Auch mit den politischen Dimension befassen wir uns: Stärkt der Beitrittsprozess die Demokratie, oder besteht die Gefahr, dass bestehende Machtstrukturen durch EU-Institutionen ersetzt werden, die selbst unter einem Demokratiedefizit leiden?
Abschließend denken wir darüber nach: Was bedeutet die Erweiterung für Europa insgesamt?

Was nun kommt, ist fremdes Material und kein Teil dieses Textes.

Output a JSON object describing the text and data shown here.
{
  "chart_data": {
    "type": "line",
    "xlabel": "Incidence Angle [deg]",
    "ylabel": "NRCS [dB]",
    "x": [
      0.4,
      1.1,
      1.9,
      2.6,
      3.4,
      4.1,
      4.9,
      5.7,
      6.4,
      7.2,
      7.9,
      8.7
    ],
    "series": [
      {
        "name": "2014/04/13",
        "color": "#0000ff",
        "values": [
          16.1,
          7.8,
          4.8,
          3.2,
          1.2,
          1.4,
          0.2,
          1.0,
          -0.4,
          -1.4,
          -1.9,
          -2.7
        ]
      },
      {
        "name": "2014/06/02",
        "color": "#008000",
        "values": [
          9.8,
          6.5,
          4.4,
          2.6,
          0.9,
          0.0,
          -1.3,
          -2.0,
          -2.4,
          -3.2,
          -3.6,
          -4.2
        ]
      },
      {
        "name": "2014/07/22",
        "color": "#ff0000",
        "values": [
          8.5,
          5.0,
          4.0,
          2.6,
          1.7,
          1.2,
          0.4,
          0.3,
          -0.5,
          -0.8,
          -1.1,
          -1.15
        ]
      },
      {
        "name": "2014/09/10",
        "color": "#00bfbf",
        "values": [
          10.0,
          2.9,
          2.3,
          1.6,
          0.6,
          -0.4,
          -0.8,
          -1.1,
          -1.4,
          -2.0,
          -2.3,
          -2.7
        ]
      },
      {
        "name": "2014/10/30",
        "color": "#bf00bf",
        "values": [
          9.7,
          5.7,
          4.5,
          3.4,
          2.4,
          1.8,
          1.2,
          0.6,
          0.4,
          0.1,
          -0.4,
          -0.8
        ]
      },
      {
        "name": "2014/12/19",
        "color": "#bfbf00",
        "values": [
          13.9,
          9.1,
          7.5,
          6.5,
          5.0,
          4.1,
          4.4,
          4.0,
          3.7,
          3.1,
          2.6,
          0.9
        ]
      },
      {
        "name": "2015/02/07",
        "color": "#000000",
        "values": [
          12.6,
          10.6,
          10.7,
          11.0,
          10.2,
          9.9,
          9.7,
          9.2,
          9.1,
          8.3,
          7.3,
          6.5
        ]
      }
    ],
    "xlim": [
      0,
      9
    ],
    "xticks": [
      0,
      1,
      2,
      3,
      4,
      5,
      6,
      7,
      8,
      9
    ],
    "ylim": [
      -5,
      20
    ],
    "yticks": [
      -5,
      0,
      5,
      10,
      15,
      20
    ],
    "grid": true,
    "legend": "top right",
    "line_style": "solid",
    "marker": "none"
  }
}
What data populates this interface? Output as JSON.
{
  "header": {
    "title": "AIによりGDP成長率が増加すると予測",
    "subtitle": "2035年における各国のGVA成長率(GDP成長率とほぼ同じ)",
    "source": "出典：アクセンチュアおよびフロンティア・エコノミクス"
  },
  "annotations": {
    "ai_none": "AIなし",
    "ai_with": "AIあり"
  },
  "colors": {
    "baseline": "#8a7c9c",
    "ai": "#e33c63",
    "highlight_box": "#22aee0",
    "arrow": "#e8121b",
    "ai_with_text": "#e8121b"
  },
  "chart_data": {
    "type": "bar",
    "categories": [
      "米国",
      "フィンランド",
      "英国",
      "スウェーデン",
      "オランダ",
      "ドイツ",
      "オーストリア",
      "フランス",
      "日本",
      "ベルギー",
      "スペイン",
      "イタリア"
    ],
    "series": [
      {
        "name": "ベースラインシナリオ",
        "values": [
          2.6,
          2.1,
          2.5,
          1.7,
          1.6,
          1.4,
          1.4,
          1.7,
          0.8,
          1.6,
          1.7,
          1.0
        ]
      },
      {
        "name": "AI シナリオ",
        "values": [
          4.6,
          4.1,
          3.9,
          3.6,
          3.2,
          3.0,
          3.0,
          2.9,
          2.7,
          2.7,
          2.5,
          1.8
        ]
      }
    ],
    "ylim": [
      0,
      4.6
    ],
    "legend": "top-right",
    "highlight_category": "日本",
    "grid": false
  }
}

Schafft sie einen stärker vernetzten politischen Raum mit neuen Nachbarländern, oder verschiebt sie lediglich die Außengrenzen der EU weiter nach Osten und Süden?
Anstatt einfache Antworten zu geben, soll diese Diskussion einen kritischeren Dialog über die Zukunft der EU-Erweiterung und die Art von EU, die dadurch entsteht, anstoßen.
Unser Panel besteht aus folgenden Gästen:
- Anna Svetozarov (Razem Berlin)
- Artyom Stassyuk (Ukrainische Linke Initiative)
- Dorina Achelaritei (Journalistin)
- Moderation: Bartosz Frydel (Razem Berlin).
Diese Veranstaltung findet in englischer Sprache statt und ist eine Kooperation der Rosa-Luxemburg-Stiftung mit der Ukrainischen Linken Initiative.